Motorola Mobility, propriété de Google, vise à breveter le principe du tatouage électronique — non pas seulement telle fonction ou telle application liée au tatouage. Il se fonde sur l’observation que le cerveau envoie aux cordes vocales des signaux électriques correspondant aux pensées qui ne sont pas formulées à haute voix de la même manière qu’il commande les paroles ouvertement exprimées. La distinction entre les paroles intérieures et les paroles énoncées serait marquée par un seuil en deçà duquel l’action nerveuse motrice des cordes vocales est insuffisante pour engendrer des sons audibles. Un tatouage électronique permettrait de capter les ordres subtils du cerveau et d’interpréter ainsi des pensées non communiquées. On pensera d’abord aux dangers pour l’intimité des personnes ; remarquons plutôt la réduction de la pensée aux intentions motrices.
Il est possible d’émettre des réserves sur la réalisation de ce décodeur. Le brevet correspond en effet à la conversion d’un « signal sonore » capté par le tatouage en signal numérique. Mais les signaux en provenance du cerveau, transmis par les centaines de fibres nerveuses (du larynx notamment) sont déjà numériques et n’ont encore engendré aucun signal sonore. Après leur interprétation dans les nombreux muscles commandant la parole, il n’existe pas encore de signal unifié qui pourrait être interprété par un capteur pour produire un son identifiable à une parole pour l’oreille humaine.

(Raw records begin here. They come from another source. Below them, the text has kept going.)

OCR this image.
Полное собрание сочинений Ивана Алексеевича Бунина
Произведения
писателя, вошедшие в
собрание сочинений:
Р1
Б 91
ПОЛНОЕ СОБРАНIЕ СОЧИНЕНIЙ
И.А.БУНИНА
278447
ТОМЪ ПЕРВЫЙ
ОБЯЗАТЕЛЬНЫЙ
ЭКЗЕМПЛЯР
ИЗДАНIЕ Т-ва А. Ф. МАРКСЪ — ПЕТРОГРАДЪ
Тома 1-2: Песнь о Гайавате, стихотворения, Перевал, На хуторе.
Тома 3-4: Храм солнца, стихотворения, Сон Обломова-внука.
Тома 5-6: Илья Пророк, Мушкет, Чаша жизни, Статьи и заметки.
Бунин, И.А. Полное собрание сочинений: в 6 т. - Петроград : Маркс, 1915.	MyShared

Il est ainsi difficile de savoir si la capture de paroles non formulées est faisable, mais il est certain qu’une collecte de nombreuses grandeurs biologiques est possible, notamment les réactions de la peau. Regina Dugan, ex chef du DARPA en charge de la recherche chez Motorola, explique par exemple que le tatouage électronique serait un excellent moyen d’authentification pour les téléphones Motorola de la prochaine génération. Elle s’appuie sur les recherches de la société MC10, avec laquelle Motorola développe un système d’authentification déclenché par ingestion d’une pilule. Les acides de l’estomac servent d’électrolytes et activent le tatouage. Un signal est alors émis, faisant du corps humain entier un jeton d’authentification pour le téléphone, l’ordinateur, la porte de la maison ou de la voiture. La pilule a été approuvée par la Food and Drug Administration en juillet 2012 ; elle est actuellement produite (par Proteus).
Le système actuel est rudimentaire et impraticable, les effets de chaque pastille ne durant que 7 minutes. Imaginez qu’il faille calculer le temps d’ingestion et de dissolution de la pilule pour être certain de se présenter devant la porte de sa voiture dans la fenêtre d’activité du tatouage électronique… Certes, Proteus assure qu’il est possible d’ingérer 30 pastilles chaque jour tout au long de sa vie sans nuire à sa santé. Mais peut-on croire qu’il n’y aura aucune incidence physiologique ?
La commercialisation est encore loin et ne se fera peut-être jamais : en l’état, pilules et tatouages ont peu de chances de séduire les consommateurs. L’information vaut comme illustration de la direction des recherches et des postulats matérialistes qui les sous-tendent.